Employees’ Private Communications With Lawyers on Company Computers Protected By Attorney-Client Privilege

On June 26, 2009, in Stengart v. Loving Care Agency, Inc., New Jersey’s Appellate Division ruled that confidential emails employees send to their lawyers using company computers are protected by the attorney-client privilege.

Under the attorney-client privilege, communications made in confidence between lawyers and their clients in the course of their professional relationship are privileged. The primary reason for the attorney-client privilege is to encourage clients to engage in a full and free disclosure of information with their lawyers.

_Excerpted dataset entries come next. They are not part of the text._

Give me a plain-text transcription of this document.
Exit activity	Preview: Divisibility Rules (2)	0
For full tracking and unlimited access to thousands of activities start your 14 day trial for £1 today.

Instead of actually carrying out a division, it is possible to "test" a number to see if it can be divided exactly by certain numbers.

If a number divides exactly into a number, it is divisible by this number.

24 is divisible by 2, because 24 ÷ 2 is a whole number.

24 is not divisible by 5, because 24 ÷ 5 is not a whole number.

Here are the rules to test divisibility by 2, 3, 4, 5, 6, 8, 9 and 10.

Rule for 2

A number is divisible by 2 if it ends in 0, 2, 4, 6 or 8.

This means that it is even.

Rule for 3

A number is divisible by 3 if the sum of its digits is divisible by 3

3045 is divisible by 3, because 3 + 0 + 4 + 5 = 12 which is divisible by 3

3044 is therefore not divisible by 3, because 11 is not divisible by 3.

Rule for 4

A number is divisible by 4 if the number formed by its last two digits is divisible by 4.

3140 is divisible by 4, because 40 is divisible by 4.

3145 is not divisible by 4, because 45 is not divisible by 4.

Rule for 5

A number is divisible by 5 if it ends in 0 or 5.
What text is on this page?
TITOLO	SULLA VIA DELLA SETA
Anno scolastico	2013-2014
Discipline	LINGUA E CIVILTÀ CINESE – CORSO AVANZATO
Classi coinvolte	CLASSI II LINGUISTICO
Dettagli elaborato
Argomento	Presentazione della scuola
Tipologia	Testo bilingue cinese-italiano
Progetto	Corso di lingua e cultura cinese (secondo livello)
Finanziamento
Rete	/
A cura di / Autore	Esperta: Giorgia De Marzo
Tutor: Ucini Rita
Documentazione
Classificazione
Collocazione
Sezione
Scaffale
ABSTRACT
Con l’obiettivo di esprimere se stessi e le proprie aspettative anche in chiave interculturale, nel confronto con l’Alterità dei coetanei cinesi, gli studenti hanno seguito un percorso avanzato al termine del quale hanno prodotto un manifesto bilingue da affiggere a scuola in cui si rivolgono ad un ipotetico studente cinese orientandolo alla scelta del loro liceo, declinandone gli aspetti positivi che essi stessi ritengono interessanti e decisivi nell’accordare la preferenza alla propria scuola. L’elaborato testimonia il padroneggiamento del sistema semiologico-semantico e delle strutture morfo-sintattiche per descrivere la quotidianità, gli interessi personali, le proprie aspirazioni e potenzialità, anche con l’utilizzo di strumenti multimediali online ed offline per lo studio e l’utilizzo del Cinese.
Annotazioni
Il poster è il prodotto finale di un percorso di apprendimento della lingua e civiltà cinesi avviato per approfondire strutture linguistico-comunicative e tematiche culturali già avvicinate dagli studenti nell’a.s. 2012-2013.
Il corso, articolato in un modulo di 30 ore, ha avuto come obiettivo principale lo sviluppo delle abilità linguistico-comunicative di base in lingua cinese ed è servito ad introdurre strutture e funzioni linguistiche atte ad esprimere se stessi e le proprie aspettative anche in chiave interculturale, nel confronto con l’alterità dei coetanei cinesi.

In Stengart, employee Marina Stengart was still working for Loving Care Agency, Inc., when she emailed an employment lawyer about her potential discrimination case. She sent emails to her attorney, using her private Yahoo email address, from her company-issued laptop.

After Ms. Stengart left Loving Care and filed a lawsuit, the company created a forensic image of her computer’s hard drive. The lawyers representing Loving Care discovered numerous communications between Ms. Stengart and her lawyers in her computer’s Internet browsing history. When Ms. Stengart’s lawyers learned that Loving Care had copies of many of her emails to them, she asserted the attorney-client privilege and demanded that Loving Care return them to her. She also sought to disqualify Loving Care’s lawyers since they had unfair access to her privileged communications with her lawyers.

Prior to the appeal, based on the company’s electronic communications policy, the trial court ruled that Ms. Stengart did not have a reasonable expectation of workplace privacy when she used her company laptop to communicate with her lawyers. Accordingly, it found that the emails were not protected by the attorney-client privilege.

However, the Appellate Division disagreed. It ruled that it was unclear whether the company’s electronic communications policy prohibit Ms. Stengart from using her company laptop to email her lawyers, since it expressly permitted some personal use.

More importantly, the appellate court also found that, even if Ms. Stengart had violated the company’s email policy, the attorney-client privilege outweighed her employer’s interest in enforcing its electronic communications policy. It noted that while employee handbooks can create binding employment contracts, New Jersey courts will not enforce unreasonable workplace rules and policies. More specifically, courts will only enforce employment policies if they advance the “legitimate business interests of the employer.” Accordingly, the Appellate Division rejected what it described as “the employer’s claimed right to rummage through and retain the employee’s emails to her attorney.”

The Court noted that people conduct many personal and confidential transactions via the Internet, including accessing private medical records, viewing bank account data and telephone records, filing tax returns, and emailing attorneys about confidential matters. It indicated that those individuals have a reasonable expectation that their private communications will remain private, even if they review the private information on a company computer. However, the Court made it clear that companies are entitled to monitor whether their employees are performing non-business activities that distract them from their work, and can discipline employees who engage in personal matters during working hours.